At the meeting with principals on 21/02/2023, which took place in the premises of the National Education Institute of the Republic of Slovenia, the Human Rights Ombudsman, Peter Svetina, stressed the importance of education, which shapes a huge number of young people, and the challenges of leaders in educational institutions in the face of changing social conditions. He said that “Today, teachers no longer throw keys at children's heads, the awareness about children's rights is much greater than decades ago, but sadly it happens that some parents run rampant in schools with lawyers, and children vape freely in schools. You, the principals, face entirely different challenges than in the past. With the development of modern technology and pandemic events, these challenges have multiplied.”
He reminded that the rights of children are defined by numerous international documents, one of the most important ones is the Convention on the Rights of the Child, which were established as a result of the perception of the child as the independent holder of rights and no longer only as a member of a constitutionally protected family and a subject of protection and care. “Children are theoretically aware of their rights to a large extent, but the question arises as to what extent they know how to actually exercise them. And the question of whether they understand the responsibilities arising from the rights that belong to them. And of course, on the other hand, whether the state and all those who must train children to be active citizens know those responsibilities enough,” said Ombudsman Svetina.
He informed the principals that a special deputy is active with the Ombudsman only for the field of children’s rights, and in the Centre for Human Rights, rights awareness campaigns are raised. He emphasised that only educated children know how to exercise their rights responsibly and added that it is essential that they also know how to access the Human Rights Ombudsman as an alternative way to protect rights, where the role of teachers is of particular importance.
He also touched upon some of the challenges brought about by the pandemic, such as the problems of children and adolescents in terms of mental health and general well-being, as well as the lack of adequate professional support in taking care of their mental health. The Ombudsman criticised the inadequate recognition of the importance and impact of the education system on each generation by saying that “these are problems that will not be solved overnight, just as the problem with the lack of teachers, especially some with specific skills, or the imminent retirement of a large number of older teachers, and a solution with an appropriate evaluation of the pedagogical work is not in immediate sight either.”
He also warned that the practices of locking up schools, developed during the pandemic, despite caring for children and property, may become an illegal act of restricting freedom of movement without a legal basis or at least a court order. “By locking up schools, we can quickly interfere with the personal freedom of individual pupils. Therefore, in such cases, it would be worth considering about alternative security measures for the protection of children and property,” said the Ombudsman.
He focused mainly on the increase in peer violence and emphasised that in the event of a perceived potential threat to minors and anyone who needs special care, the only possible reaction in the school environment is a quick and effective reaction by the school authorities and then, if necessary, by the authorities. He also highlighted everyone's vigilance in such events and building trust in the school environment, also for a better flow of information. The Ombudsman encounters both good practices in managing events related to peer violence and cases where school management can't find a way to manage it. The Ombudsman was clear that “The first clear message must be: zero tolerance” and also highlighted the importance of unambiguous procedures and rules and preventive action with learning and education.

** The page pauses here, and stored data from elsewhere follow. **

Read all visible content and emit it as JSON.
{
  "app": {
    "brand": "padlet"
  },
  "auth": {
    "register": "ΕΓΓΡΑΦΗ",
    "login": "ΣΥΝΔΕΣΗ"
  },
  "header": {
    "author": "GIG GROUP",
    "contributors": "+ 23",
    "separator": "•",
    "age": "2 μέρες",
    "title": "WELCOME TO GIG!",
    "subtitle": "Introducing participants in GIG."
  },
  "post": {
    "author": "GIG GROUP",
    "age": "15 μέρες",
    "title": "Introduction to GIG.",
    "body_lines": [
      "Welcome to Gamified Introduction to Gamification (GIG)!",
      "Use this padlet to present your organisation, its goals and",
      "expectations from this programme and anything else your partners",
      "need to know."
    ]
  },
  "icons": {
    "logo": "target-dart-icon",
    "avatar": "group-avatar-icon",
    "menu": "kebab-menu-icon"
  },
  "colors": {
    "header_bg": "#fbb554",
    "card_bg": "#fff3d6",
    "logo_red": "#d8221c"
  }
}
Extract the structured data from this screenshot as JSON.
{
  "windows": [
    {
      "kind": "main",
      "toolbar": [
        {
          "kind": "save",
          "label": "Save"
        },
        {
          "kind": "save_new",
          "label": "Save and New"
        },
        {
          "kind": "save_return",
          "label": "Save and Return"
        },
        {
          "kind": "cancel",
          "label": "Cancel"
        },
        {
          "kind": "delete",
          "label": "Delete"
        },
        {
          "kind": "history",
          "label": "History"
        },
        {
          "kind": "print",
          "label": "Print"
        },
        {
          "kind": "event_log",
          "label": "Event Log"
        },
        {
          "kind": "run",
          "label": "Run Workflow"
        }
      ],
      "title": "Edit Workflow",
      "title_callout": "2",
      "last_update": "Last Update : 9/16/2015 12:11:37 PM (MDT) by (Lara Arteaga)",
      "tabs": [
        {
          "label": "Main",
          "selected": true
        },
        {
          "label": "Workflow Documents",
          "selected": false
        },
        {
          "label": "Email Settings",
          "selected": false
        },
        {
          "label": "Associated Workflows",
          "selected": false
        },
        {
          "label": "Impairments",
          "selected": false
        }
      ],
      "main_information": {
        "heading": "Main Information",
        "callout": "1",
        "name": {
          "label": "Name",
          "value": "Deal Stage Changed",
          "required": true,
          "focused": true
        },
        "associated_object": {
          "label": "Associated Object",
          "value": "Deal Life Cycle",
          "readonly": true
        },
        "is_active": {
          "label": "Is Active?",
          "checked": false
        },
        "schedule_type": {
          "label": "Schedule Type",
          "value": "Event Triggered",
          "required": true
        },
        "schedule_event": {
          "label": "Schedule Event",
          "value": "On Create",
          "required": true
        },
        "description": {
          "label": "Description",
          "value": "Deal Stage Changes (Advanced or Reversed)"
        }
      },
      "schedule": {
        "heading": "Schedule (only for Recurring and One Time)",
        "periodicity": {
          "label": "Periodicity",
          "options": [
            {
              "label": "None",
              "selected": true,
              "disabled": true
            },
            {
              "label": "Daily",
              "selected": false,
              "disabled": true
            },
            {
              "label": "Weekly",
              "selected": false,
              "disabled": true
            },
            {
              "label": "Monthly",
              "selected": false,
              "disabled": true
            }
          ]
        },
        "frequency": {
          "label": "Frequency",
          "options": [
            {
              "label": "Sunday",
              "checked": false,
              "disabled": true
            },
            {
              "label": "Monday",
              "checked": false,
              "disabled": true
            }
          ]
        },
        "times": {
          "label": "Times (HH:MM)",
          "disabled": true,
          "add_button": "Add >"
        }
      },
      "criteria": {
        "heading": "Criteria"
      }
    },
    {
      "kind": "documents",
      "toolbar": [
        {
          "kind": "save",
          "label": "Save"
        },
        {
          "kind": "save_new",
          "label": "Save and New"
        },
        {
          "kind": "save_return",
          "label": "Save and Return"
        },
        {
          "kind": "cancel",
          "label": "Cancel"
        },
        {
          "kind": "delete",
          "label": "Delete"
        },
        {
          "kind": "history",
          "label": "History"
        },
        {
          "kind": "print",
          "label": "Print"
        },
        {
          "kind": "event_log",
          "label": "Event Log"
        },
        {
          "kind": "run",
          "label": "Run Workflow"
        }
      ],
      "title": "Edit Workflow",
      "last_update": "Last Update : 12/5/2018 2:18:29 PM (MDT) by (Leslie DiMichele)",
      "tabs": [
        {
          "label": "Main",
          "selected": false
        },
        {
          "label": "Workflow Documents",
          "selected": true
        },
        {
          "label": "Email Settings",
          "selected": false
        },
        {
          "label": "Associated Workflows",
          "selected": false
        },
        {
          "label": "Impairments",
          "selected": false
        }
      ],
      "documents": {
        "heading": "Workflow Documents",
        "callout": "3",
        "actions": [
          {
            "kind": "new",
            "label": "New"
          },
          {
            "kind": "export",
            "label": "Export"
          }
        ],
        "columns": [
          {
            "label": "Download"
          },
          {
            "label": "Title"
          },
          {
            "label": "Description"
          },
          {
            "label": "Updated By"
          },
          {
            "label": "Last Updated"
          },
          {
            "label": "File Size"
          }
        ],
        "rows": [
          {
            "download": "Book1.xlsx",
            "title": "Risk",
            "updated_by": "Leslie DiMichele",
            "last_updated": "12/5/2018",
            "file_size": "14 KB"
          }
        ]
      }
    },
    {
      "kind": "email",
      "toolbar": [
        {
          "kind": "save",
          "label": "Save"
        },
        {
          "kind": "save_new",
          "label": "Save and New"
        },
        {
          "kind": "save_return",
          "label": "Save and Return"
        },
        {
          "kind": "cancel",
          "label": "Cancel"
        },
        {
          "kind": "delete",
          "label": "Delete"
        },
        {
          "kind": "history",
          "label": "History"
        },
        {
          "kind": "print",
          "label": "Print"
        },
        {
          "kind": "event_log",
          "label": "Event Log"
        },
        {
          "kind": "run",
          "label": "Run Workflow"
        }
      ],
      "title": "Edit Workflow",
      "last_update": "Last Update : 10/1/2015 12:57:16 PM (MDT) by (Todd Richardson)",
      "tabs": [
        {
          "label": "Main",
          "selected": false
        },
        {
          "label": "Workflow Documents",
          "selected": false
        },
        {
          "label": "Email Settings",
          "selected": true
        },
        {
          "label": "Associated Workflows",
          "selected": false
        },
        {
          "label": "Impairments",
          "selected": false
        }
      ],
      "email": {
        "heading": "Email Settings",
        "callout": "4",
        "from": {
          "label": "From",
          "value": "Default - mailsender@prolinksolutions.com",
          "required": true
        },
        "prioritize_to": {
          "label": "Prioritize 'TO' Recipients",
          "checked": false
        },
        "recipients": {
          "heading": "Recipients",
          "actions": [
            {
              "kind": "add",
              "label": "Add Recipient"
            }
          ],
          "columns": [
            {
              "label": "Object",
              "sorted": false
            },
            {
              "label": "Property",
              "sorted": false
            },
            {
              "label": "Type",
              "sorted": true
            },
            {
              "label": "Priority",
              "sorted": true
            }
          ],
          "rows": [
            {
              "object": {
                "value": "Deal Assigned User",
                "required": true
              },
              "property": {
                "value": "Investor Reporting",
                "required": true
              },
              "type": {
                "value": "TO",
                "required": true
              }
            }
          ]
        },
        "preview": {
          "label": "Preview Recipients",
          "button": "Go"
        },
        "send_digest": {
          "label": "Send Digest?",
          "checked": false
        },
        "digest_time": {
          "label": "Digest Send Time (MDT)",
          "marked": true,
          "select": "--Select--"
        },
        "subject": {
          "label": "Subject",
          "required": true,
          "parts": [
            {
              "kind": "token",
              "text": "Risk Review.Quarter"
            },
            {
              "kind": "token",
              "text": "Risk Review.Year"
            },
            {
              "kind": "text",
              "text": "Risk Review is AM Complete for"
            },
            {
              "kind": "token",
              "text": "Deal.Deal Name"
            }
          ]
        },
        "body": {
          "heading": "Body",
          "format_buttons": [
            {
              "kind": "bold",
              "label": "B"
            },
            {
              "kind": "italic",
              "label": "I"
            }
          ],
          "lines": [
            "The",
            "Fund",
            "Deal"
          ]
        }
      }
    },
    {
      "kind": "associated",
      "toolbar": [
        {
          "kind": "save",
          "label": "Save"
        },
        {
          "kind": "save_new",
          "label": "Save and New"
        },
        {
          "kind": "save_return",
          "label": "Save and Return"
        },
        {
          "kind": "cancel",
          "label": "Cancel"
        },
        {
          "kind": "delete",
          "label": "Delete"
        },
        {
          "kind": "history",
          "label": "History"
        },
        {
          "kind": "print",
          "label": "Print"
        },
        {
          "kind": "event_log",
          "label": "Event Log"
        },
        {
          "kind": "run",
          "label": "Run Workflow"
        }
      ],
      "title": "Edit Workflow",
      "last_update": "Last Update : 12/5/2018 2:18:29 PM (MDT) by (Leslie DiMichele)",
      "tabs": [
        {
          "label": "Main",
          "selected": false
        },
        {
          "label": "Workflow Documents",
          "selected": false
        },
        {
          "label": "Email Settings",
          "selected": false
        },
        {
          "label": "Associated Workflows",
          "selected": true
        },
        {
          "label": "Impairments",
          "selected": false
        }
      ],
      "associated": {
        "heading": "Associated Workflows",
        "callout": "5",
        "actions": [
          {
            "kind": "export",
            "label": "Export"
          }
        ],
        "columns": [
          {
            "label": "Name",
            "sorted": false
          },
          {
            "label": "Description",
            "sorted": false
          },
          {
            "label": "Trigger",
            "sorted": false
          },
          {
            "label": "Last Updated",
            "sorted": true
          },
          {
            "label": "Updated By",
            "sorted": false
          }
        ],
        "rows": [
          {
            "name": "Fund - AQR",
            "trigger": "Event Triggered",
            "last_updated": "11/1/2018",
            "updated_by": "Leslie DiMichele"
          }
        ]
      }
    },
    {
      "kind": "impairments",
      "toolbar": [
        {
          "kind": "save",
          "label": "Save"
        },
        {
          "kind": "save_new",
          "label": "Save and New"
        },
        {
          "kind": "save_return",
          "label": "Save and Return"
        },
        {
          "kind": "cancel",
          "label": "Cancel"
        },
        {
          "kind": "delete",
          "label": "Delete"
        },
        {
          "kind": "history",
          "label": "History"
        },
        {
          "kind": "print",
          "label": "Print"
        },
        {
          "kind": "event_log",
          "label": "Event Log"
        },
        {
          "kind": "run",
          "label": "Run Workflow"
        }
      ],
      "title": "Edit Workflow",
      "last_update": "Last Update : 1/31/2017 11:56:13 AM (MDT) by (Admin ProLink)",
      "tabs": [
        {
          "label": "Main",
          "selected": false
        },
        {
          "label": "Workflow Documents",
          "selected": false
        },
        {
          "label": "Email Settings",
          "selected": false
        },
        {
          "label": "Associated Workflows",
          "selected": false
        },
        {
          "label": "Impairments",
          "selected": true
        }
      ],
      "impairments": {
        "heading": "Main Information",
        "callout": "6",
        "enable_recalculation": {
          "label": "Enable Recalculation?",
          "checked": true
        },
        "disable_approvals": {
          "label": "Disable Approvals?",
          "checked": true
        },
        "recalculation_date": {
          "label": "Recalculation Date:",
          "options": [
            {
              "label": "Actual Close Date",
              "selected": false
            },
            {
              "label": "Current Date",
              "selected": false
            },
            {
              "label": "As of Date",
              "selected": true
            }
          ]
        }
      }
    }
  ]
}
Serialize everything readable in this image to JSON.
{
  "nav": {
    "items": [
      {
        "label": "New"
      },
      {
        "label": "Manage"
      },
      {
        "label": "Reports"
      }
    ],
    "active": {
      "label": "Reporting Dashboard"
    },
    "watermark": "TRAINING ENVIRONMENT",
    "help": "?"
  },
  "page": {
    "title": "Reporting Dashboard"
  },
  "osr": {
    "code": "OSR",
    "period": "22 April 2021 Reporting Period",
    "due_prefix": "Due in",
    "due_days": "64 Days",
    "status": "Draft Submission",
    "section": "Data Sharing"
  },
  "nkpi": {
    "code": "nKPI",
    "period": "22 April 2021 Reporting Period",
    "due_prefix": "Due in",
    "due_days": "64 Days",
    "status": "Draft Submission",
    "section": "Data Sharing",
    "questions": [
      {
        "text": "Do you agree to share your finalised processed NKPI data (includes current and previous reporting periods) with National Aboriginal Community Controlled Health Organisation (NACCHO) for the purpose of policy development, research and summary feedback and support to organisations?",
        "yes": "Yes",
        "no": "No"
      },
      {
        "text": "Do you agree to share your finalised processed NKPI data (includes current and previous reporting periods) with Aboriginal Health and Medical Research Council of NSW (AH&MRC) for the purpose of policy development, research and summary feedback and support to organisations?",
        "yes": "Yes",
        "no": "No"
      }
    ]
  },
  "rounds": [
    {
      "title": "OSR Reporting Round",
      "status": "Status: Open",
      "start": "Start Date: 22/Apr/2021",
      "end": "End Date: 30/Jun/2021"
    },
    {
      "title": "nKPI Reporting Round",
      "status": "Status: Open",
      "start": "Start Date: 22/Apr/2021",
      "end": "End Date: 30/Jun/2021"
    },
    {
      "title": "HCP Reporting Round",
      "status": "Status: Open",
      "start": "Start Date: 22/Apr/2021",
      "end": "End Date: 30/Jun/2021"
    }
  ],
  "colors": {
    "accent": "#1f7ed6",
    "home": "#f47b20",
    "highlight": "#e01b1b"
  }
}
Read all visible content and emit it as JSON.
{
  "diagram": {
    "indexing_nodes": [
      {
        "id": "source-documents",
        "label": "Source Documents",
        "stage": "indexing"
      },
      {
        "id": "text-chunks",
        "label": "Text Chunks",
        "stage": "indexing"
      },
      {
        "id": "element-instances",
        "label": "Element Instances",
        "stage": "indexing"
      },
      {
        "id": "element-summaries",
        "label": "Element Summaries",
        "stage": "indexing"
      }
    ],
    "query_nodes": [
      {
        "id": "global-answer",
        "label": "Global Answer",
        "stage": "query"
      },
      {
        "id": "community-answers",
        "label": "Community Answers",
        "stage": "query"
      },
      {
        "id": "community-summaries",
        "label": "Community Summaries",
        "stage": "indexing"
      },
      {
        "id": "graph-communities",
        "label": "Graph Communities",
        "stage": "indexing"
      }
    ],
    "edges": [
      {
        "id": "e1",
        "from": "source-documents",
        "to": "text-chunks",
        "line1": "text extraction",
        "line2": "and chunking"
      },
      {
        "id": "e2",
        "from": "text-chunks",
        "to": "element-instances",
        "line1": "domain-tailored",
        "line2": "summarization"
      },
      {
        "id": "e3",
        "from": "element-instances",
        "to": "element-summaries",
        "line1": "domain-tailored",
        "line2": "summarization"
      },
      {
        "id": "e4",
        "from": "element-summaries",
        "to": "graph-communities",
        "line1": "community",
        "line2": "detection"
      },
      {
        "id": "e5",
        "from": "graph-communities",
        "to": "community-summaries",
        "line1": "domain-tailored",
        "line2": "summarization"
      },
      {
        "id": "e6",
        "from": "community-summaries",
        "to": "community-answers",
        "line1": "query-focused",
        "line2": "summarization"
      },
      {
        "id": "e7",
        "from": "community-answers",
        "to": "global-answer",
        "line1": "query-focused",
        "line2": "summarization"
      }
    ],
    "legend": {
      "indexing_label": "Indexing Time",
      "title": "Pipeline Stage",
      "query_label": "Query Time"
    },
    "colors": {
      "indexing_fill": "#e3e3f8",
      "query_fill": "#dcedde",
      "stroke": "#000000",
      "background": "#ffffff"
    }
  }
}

He also emphasised that only with knowledge and experience it is possible to build an inclusive space in which everyone has their place and in which they can contribute to the best of their abilities. At the system level, a change in the school paradigm is essential, which would redirect performance-oriented lessons to the acquisition of knowledge and skills for life, which, in the view of digital boom, is becoming more and more flexible. “We build an inclusive society also by providing the accessibility of institutions we run,” emphasised the Ombudsman and outlined the findings of the research carried out by the institution of the Ombudsman and on the basis of which a special report on the accessibility of centres for social work was made. "The adaptation of the school environment does not start and end only with facilities, but with people," said the Ombudsman and also touched upon the issues of assistance for children with special needs.
At the end he stated that the school must be a place where many young people can get what their families are not able to provide them with. He expressed trust in the work of principals, that schools with their staff become places where young people are able to learn about themselves and others, where rules of cooperation and inclusion apply, and where it is not important from what family you come from.